Однако с годами мы поняли, что Прабхупада хочет, чтобы мы регулярно выходили на харинамы. С группой поющих на улицу из храма выходили почти все преданные, и мы пели порой часами. В 1969 в такой, пересмотренной, санкиртане участвовали практически все центры. Отовсюду, особенно оттуда, где действовал Тамала-Кришна, стали поступать отчеты о том, что за день можно собрать на улице 50–70 долларов пожертвований. Для маленького центра это были существенные деньги. Бостонский храм существовал почти исключительно на мою зарплату — около 125 долларов в неделю. Мы поняли, что посредством санкиртаны способны получить такую сумму за день.
Мы принимали утверждение Прабхупады о первостепенной важности санкиртаны как шастру. Я получил это письмо в середине мая, когда в город пришла весна. После долгой зимы нам хотелось выйти из храма и проповедовать на улицах.

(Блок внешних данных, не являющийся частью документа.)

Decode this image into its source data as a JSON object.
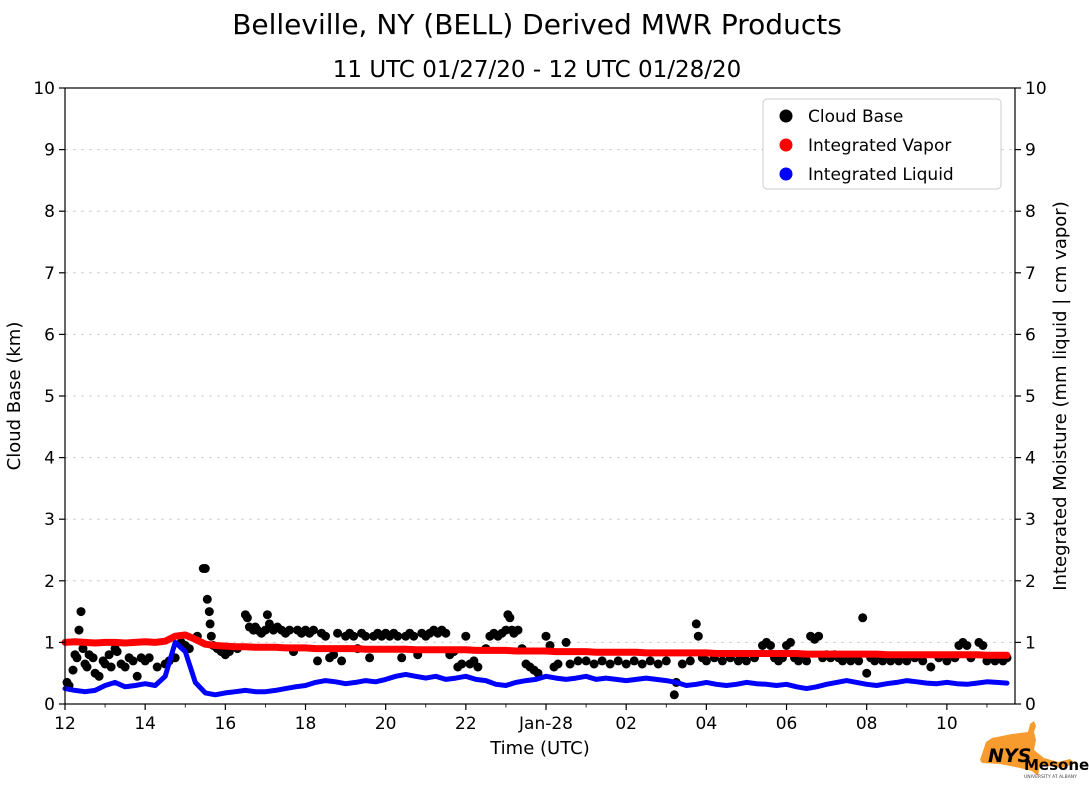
{
  "chart_data": {
    "type": "scatter",
    "title": "Belleville, NY (BELL) Derived MWR Products",
    "subtitle": "11 UTC 01/27/20 - 12 UTC 01/28/20",
    "xlabel": "Time (UTC)",
    "ylabel_left": "Cloud Base (km)",
    "ylabel_right": "Integrated Moisture (mm liquid | cm vapor)",
    "xlim": [
      12,
      35.7
    ],
    "ylim": [
      0,
      10
    ],
    "grid": "horizontal-dashed",
    "xticks": [
      {
        "v": 12,
        "label": "12"
      },
      {
        "v": 14,
        "label": "14"
      },
      {
        "v": 16,
        "label": "16"
      },
      {
        "v": 18,
        "label": "18"
      },
      {
        "v": 20,
        "label": "20"
      },
      {
        "v": 22,
        "label": "22"
      },
      {
        "v": 24,
        "label": "Jan-28"
      },
      {
        "v": 26,
        "label": "02"
      },
      {
        "v": 28,
        "label": "04"
      },
      {
        "v": 30,
        "label": "06"
      },
      {
        "v": 32,
        "label": "08"
      },
      {
        "v": 34,
        "label": "10"
      }
    ],
    "yticks": [
      0,
      1,
      2,
      3,
      4,
      5,
      6,
      7,
      8,
      9,
      10
    ],
    "legend": {
      "position": "upper-right",
      "entries": [
        {
          "label": "Cloud Base",
          "color": "#000000"
        },
        {
          "label": "Integrated Vapor",
          "color": "#ff0000"
        },
        {
          "label": "Integrated Liquid",
          "color": "#0000ff"
        }
      ]
    },
    "series": [
      {
        "name": "Cloud Base",
        "kind": "scatter",
        "color": "#000000",
        "marker_size": 4.5,
        "points": [
          [
            12.05,
            0.35
          ],
          [
            12.1,
            0.3
          ],
          [
            12.2,
            0.55
          ],
          [
            12.25,
            0.8
          ],
          [
            12.3,
            0.75
          ],
          [
            12.35,
            1.2
          ],
          [
            12.4,
            1.5
          ],
          [
            12.45,
            0.9
          ],
          [
            12.5,
            0.65
          ],
          [
            12.55,
            0.6
          ],
          [
            12.6,
            0.8
          ],
          [
            12.7,
            0.75
          ],
          [
            12.75,
            0.5
          ],
          [
            12.85,
            0.45
          ],
          [
            12.95,
            0.7
          ],
          [
            13.0,
            0.65
          ],
          [
            13.1,
            0.8
          ],
          [
            13.15,
            0.6
          ],
          [
            13.25,
            0.9
          ],
          [
            13.3,
            0.85
          ],
          [
            13.4,
            0.65
          ],
          [
            13.5,
            0.6
          ],
          [
            13.6,
            0.75
          ],
          [
            13.7,
            0.7
          ],
          [
            13.8,
            0.45
          ],
          [
            13.9,
            0.75
          ],
          [
            14.0,
            0.7
          ],
          [
            14.1,
            0.75
          ],
          [
            14.3,
            0.6
          ],
          [
            14.5,
            0.65
          ],
          [
            14.6,
            0.7
          ],
          [
            14.75,
            0.75
          ],
          [
            14.9,
            1.0
          ],
          [
            15.0,
            0.95
          ],
          [
            15.1,
            0.9
          ],
          [
            15.3,
            1.1
          ],
          [
            15.45,
            2.2
          ],
          [
            15.5,
            2.2
          ],
          [
            15.55,
            1.7
          ],
          [
            15.6,
            1.5
          ],
          [
            15.62,
            1.3
          ],
          [
            15.65,
            1.1
          ],
          [
            15.7,
            0.95
          ],
          [
            15.8,
            0.9
          ],
          [
            15.9,
            0.85
          ],
          [
            16.0,
            0.8
          ],
          [
            16.1,
            0.85
          ],
          [
            16.3,
            0.9
          ],
          [
            16.5,
            1.45
          ],
          [
            16.55,
            1.4
          ],
          [
            16.6,
            1.25
          ],
          [
            16.7,
            1.2
          ],
          [
            16.75,
            1.25
          ],
          [
            16.8,
            1.2
          ],
          [
            16.9,
            1.15
          ],
          [
            17.0,
            1.2
          ],
          [
            17.05,
            1.45
          ],
          [
            17.1,
            1.3
          ],
          [
            17.2,
            1.2
          ],
          [
            17.3,
            1.25
          ],
          [
            17.4,
            1.2
          ],
          [
            17.5,
            1.15
          ],
          [
            17.6,
            1.2
          ],
          [
            17.7,
            0.85
          ],
          [
            17.8,
            1.2
          ],
          [
            17.9,
            1.15
          ],
          [
            18.0,
            1.2
          ],
          [
            18.1,
            1.15
          ],
          [
            18.2,
            1.2
          ],
          [
            18.3,
            0.7
          ],
          [
            18.4,
            1.15
          ],
          [
            18.5,
            1.1
          ],
          [
            18.6,
            0.75
          ],
          [
            18.7,
            0.8
          ],
          [
            18.8,
            1.15
          ],
          [
            18.9,
            0.7
          ],
          [
            19.0,
            1.1
          ],
          [
            19.1,
            1.15
          ],
          [
            19.2,
            1.1
          ],
          [
            19.3,
            0.9
          ],
          [
            19.4,
            1.15
          ],
          [
            19.5,
            1.1
          ],
          [
            19.6,
            0.75
          ],
          [
            19.7,
            1.1
          ],
          [
            19.8,
            1.15
          ],
          [
            19.9,
            1.1
          ],
          [
            20.0,
            1.15
          ],
          [
            20.1,
            1.1
          ],
          [
            20.2,
            1.15
          ],
          [
            20.3,
            1.1
          ],
          [
            20.4,
            0.75
          ],
          [
            20.5,
            1.1
          ],
          [
            20.6,
            1.15
          ],
          [
            20.7,
            1.1
          ],
          [
            20.8,
            0.8
          ],
          [
            20.9,
            1.15
          ],
          [
            21.0,
            1.1
          ],
          [
            21.1,
            1.15
          ],
          [
            21.2,
            1.2
          ],
          [
            21.3,
            1.15
          ],
          [
            21.4,
            1.2
          ],
          [
            21.5,
            1.15
          ],
          [
            21.6,
            0.8
          ],
          [
            21.7,
            0.85
          ],
          [
            21.8,
            0.6
          ],
          [
            21.9,
            0.65
          ],
          [
            22.0,
            1.1
          ],
          [
            22.1,
            0.65
          ],
          [
            22.2,
            0.7
          ],
          [
            22.3,
            0.6
          ],
          [
            22.5,
            0.9
          ],
          [
            22.6,
            1.1
          ],
          [
            22.7,
            1.15
          ],
          [
            22.8,
            1.1
          ],
          [
            22.9,
            1.15
          ],
          [
            23.0,
            1.2
          ],
          [
            23.05,
            1.45
          ],
          [
            23.1,
            1.4
          ],
          [
            23.15,
            1.2
          ],
          [
            23.2,
            1.15
          ],
          [
            23.3,
            1.2
          ],
          [
            23.4,
            0.9
          ],
          [
            23.5,
            0.65
          ],
          [
            23.6,
            0.6
          ],
          [
            23.7,
            0.55
          ],
          [
            23.8,
            0.5
          ],
          [
            24.0,
            1.1
          ],
          [
            24.1,
            0.95
          ],
          [
            24.2,
            0.6
          ],
          [
            24.3,
            0.65
          ],
          [
            24.5,
            1.0
          ],
          [
            24.6,
            0.65
          ],
          [
            24.8,
            0.7
          ],
          [
            25.0,
            0.7
          ],
          [
            25.2,
            0.65
          ],
          [
            25.4,
            0.7
          ],
          [
            25.6,
            0.65
          ],
          [
            25.8,
            0.7
          ],
          [
            26.0,
            0.65
          ],
          [
            26.2,
            0.7
          ],
          [
            26.4,
            0.65
          ],
          [
            26.6,
            0.7
          ],
          [
            26.8,
            0.65
          ],
          [
            27.0,
            0.7
          ],
          [
            27.2,
            0.15
          ],
          [
            27.25,
            0.35
          ],
          [
            27.4,
            0.65
          ],
          [
            27.6,
            0.7
          ],
          [
            27.75,
            1.3
          ],
          [
            27.8,
            1.1
          ],
          [
            27.9,
            0.75
          ],
          [
            28.0,
            0.7
          ],
          [
            28.2,
            0.75
          ],
          [
            28.4,
            0.7
          ],
          [
            28.6,
            0.75
          ],
          [
            28.8,
            0.7
          ],
          [
            28.9,
            0.75
          ],
          [
            29.0,
            0.7
          ],
          [
            29.2,
            0.75
          ],
          [
            29.4,
            0.95
          ],
          [
            29.5,
            1.0
          ],
          [
            29.6,
            0.95
          ],
          [
            29.7,
            0.75
          ],
          [
            29.8,
            0.7
          ],
          [
            29.9,
            0.75
          ],
          [
            30.0,
            0.95
          ],
          [
            30.1,
            1.0
          ],
          [
            30.2,
            0.75
          ],
          [
            30.3,
            0.7
          ],
          [
            30.4,
            0.75
          ],
          [
            30.5,
            0.7
          ],
          [
            30.6,
            1.1
          ],
          [
            30.7,
            1.05
          ],
          [
            30.8,
            1.1
          ],
          [
            30.9,
            0.75
          ],
          [
            31.0,
            0.8
          ],
          [
            31.1,
            0.75
          ],
          [
            31.2,
            0.8
          ],
          [
            31.3,
            0.75
          ],
          [
            31.4,
            0.7
          ],
          [
            31.5,
            0.75
          ],
          [
            31.6,
            0.7
          ],
          [
            31.7,
            0.75
          ],
          [
            31.8,
            0.7
          ],
          [
            31.9,
            1.4
          ],
          [
            32.0,
            0.5
          ],
          [
            32.1,
            0.75
          ],
          [
            32.2,
            0.7
          ],
          [
            32.3,
            0.75
          ],
          [
            32.4,
            0.7
          ],
          [
            32.5,
            0.75
          ],
          [
            32.6,
            0.7
          ],
          [
            32.7,
            0.75
          ],
          [
            32.8,
            0.7
          ],
          [
            32.9,
            0.75
          ],
          [
            33.0,
            0.7
          ],
          [
            33.2,
            0.75
          ],
          [
            33.4,
            0.7
          ],
          [
            33.6,
            0.6
          ],
          [
            33.8,
            0.75
          ],
          [
            34.0,
            0.7
          ],
          [
            34.2,
            0.75
          ],
          [
            34.3,
            0.95
          ],
          [
            34.4,
            1.0
          ],
          [
            34.5,
            0.95
          ],
          [
            34.6,
            0.75
          ],
          [
            34.8,
            1.0
          ],
          [
            34.9,
            0.95
          ],
          [
            35.0,
            0.7
          ],
          [
            35.1,
            0.75
          ],
          [
            35.2,
            0.7
          ],
          [
            35.3,
            0.75
          ],
          [
            35.4,
            0.7
          ],
          [
            35.5,
            0.75
          ]
        ]
      },
      {
        "name": "Integrated Vapor",
        "kind": "line",
        "color": "#ff0000",
        "width": 7,
        "x_start": 12,
        "x_step": 0.25,
        "values": [
          1.0,
          1.01,
          1.0,
          0.99,
          1.0,
          1.0,
          0.99,
          1.0,
          1.01,
          1.0,
          1.02,
          1.1,
          1.12,
          1.05,
          0.97,
          0.95,
          0.94,
          0.93,
          0.93,
          0.92,
          0.92,
          0.92,
          0.91,
          0.91,
          0.91,
          0.9,
          0.9,
          0.9,
          0.9,
          0.9,
          0.89,
          0.89,
          0.89,
          0.89,
          0.89,
          0.88,
          0.88,
          0.88,
          0.88,
          0.88,
          0.88,
          0.87,
          0.87,
          0.87,
          0.87,
          0.86,
          0.86,
          0.86,
          0.86,
          0.85,
          0.85,
          0.85,
          0.85,
          0.84,
          0.84,
          0.84,
          0.84,
          0.84,
          0.83,
          0.83,
          0.83,
          0.83,
          0.83,
          0.83,
          0.83,
          0.82,
          0.82,
          0.82,
          0.82,
          0.82,
          0.82,
          0.82,
          0.82,
          0.82,
          0.81,
          0.81,
          0.81,
          0.81,
          0.81,
          0.81,
          0.81,
          0.81,
          0.8,
          0.8,
          0.8,
          0.8,
          0.8,
          0.8,
          0.8,
          0.8,
          0.8,
          0.8,
          0.79,
          0.79,
          0.79
        ]
      },
      {
        "name": "Integrated Liquid",
        "kind": "line",
        "color": "#0000ff",
        "width": 5,
        "x_start": 12,
        "x_step": 0.25,
        "values": [
          0.25,
          0.22,
          0.2,
          0.22,
          0.3,
          0.35,
          0.28,
          0.3,
          0.33,
          0.3,
          0.45,
          1.0,
          0.85,
          0.35,
          0.18,
          0.15,
          0.18,
          0.2,
          0.22,
          0.2,
          0.2,
          0.22,
          0.25,
          0.28,
          0.3,
          0.35,
          0.38,
          0.36,
          0.33,
          0.35,
          0.38,
          0.36,
          0.4,
          0.45,
          0.48,
          0.45,
          0.42,
          0.45,
          0.4,
          0.42,
          0.45,
          0.4,
          0.38,
          0.32,
          0.3,
          0.35,
          0.38,
          0.4,
          0.45,
          0.42,
          0.4,
          0.42,
          0.45,
          0.4,
          0.42,
          0.4,
          0.38,
          0.4,
          0.42,
          0.4,
          0.38,
          0.35,
          0.3,
          0.32,
          0.35,
          0.32,
          0.3,
          0.32,
          0.35,
          0.33,
          0.32,
          0.3,
          0.32,
          0.28,
          0.25,
          0.28,
          0.32,
          0.35,
          0.38,
          0.35,
          0.32,
          0.3,
          0.33,
          0.35,
          0.38,
          0.36,
          0.34,
          0.33,
          0.35,
          0.33,
          0.32,
          0.34,
          0.36,
          0.35,
          0.34
        ]
      }
    ]
  },
  "logo": {
    "text_nys": "NYS",
    "text_mesonet": "Mesonet",
    "tagline": "UNIVERSITY AT ALBANY",
    "orange": "#F79B2E",
    "blue": "#1C2E7B"
  }
}
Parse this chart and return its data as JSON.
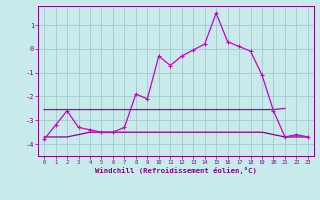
{
  "xlabel": "Windchill (Refroidissement éolien,°C)",
  "ylabel": "",
  "bg_color": "#c8eaea",
  "grid_color": "#a0cccc",
  "line_wc_color": "#cc00cc",
  "line_upper_color": "#880088",
  "line_lower_color": "#aa00aa",
  "xlim": [
    -0.5,
    23.5
  ],
  "ylim": [
    -4.5,
    1.8
  ],
  "yticks": [
    1,
    0,
    -1,
    -2,
    -3,
    -4
  ],
  "xticks": [
    0,
    1,
    2,
    3,
    4,
    5,
    6,
    7,
    8,
    9,
    10,
    11,
    12,
    13,
    14,
    15,
    16,
    17,
    18,
    19,
    20,
    21,
    22,
    23
  ],
  "windchill_x": [
    0,
    1,
    2,
    3,
    4,
    5,
    6,
    7,
    8,
    9,
    10,
    11,
    12,
    13,
    14,
    15,
    16,
    17,
    18,
    19,
    20,
    21,
    22,
    23
  ],
  "windchill_y": [
    -3.8,
    -3.2,
    -2.6,
    -3.3,
    -3.4,
    -3.5,
    -3.5,
    -3.3,
    -1.9,
    -2.1,
    -0.3,
    -0.7,
    -0.3,
    -0.05,
    0.2,
    1.5,
    0.3,
    0.1,
    -0.1,
    -1.1,
    -2.6,
    -3.7,
    -3.6,
    -3.7
  ],
  "upper_flat_x": [
    0,
    1,
    2,
    3,
    4,
    5,
    6,
    7,
    8,
    9,
    10,
    11,
    12,
    13,
    14,
    15,
    16,
    17,
    18,
    19,
    20,
    21
  ],
  "upper_flat_y": [
    -2.55,
    -2.55,
    -2.55,
    -2.55,
    -2.55,
    -2.55,
    -2.55,
    -2.55,
    -2.55,
    -2.55,
    -2.55,
    -2.55,
    -2.55,
    -2.55,
    -2.55,
    -2.55,
    -2.55,
    -2.55,
    -2.55,
    -2.55,
    -2.55,
    -2.5
  ],
  "lower_flat_x": [
    0,
    1,
    2,
    3,
    4,
    5,
    6,
    7,
    8,
    9,
    10,
    11,
    12,
    13,
    14,
    15,
    16,
    17,
    18,
    19,
    20,
    21,
    22,
    23
  ],
  "lower_flat_y": [
    -3.7,
    -3.7,
    -3.7,
    -3.6,
    -3.5,
    -3.5,
    -3.5,
    -3.5,
    -3.5,
    -3.5,
    -3.5,
    -3.5,
    -3.5,
    -3.5,
    -3.5,
    -3.5,
    -3.5,
    -3.5,
    -3.5,
    -3.5,
    -3.6,
    -3.7,
    -3.7,
    -3.7
  ]
}
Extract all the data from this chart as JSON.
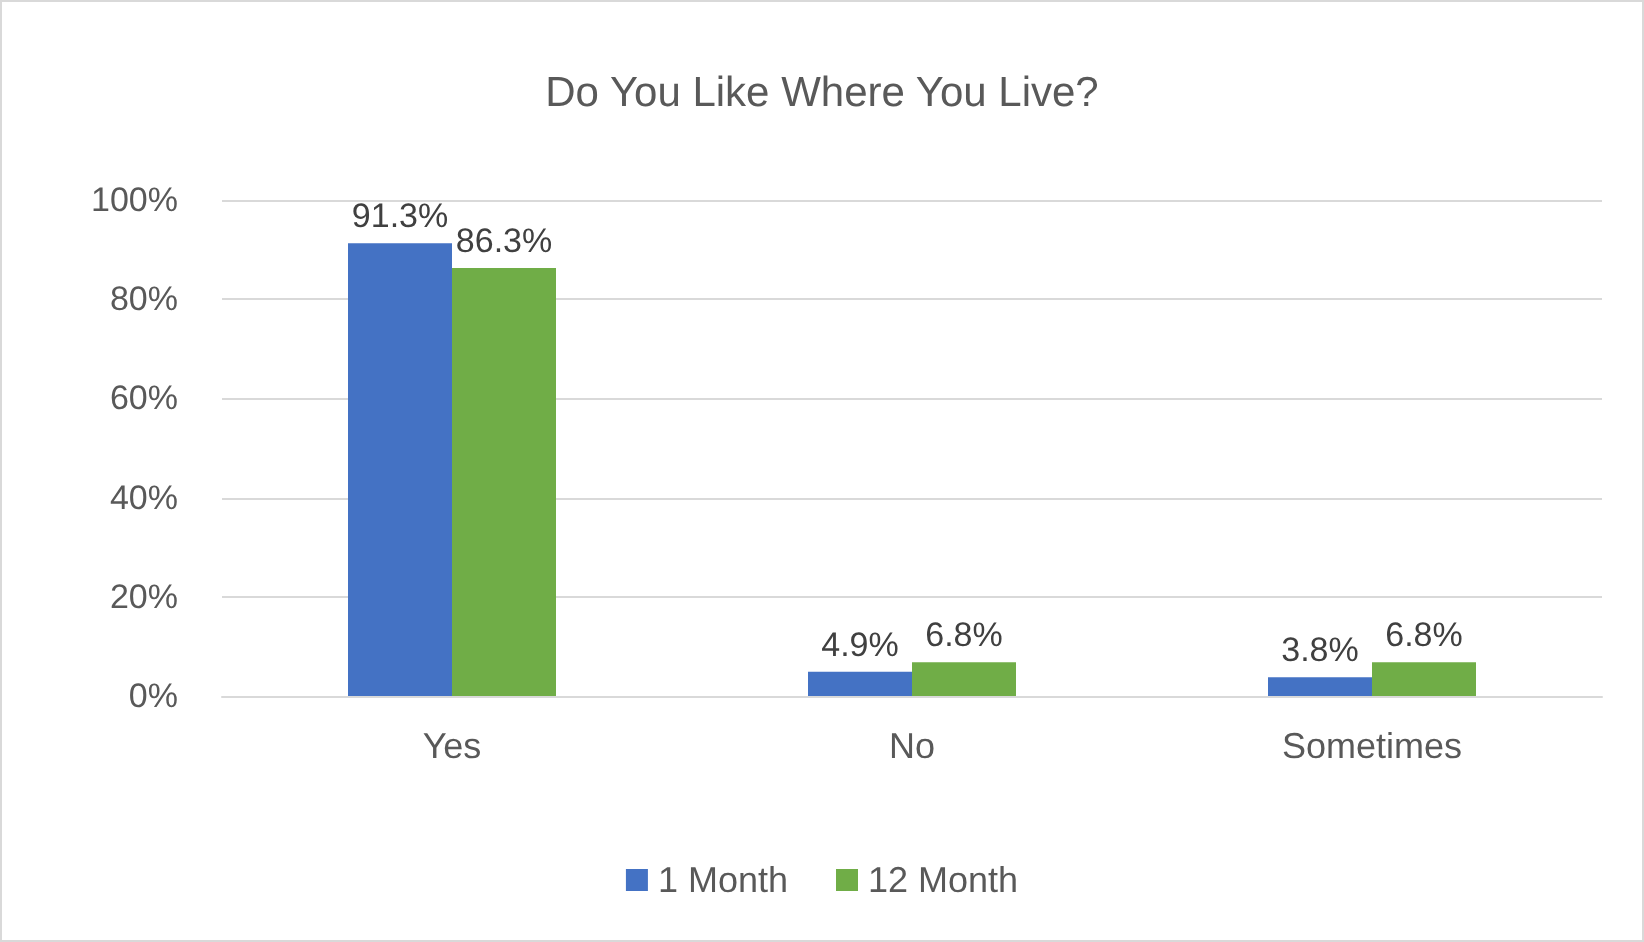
{
  "chart_data": {
    "type": "bar",
    "title": "Do You Like Where You Live?",
    "categories": [
      "Yes",
      "No",
      "Sometimes"
    ],
    "series": [
      {
        "name": "1 Month",
        "color": "#4472c4",
        "values": [
          91.3,
          4.9,
          3.8
        ],
        "value_labels": [
          "91.3%",
          "4.9%",
          "3.8%"
        ]
      },
      {
        "name": "12 Month",
        "color": "#70ad47",
        "values": [
          86.3,
          6.8,
          6.8
        ],
        "value_labels": [
          "86.3%",
          "6.8%",
          "6.8%"
        ]
      }
    ],
    "ylim": [
      0,
      100
    ],
    "yticks": [
      {
        "value": 0,
        "label": "0%"
      },
      {
        "value": 20,
        "label": "20%"
      },
      {
        "value": 40,
        "label": "40%"
      },
      {
        "value": 60,
        "label": "60%"
      },
      {
        "value": 80,
        "label": "80%"
      },
      {
        "value": 100,
        "label": "100%"
      }
    ],
    "grid": "y",
    "legend": "bottom"
  }
}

Начало этого вида санкиртаны демонстрирует нам нечто интересное в отношении Прабхупады и его учеников. Впервые преданные взялись развивать инициативу Прабхупады. Когда Прабхупада хотел, чтобы было что-то сделано, он делал ударение именно на этом, чем бы это ни было. Прабхупада сказал, что хочет, чтобы мы ходили на харинамы, но он, возможно, сомневался, согласятся ли на это американцы, примут ли они ее. Санкиртана осуществлялась согласно предписанию Прабхупады, но он никогда не настаивал. Скорее, он позволял ученикам придать санкиртане такую форму, которая поддерживала бы их существование и раздувала пламя их энтузиазма.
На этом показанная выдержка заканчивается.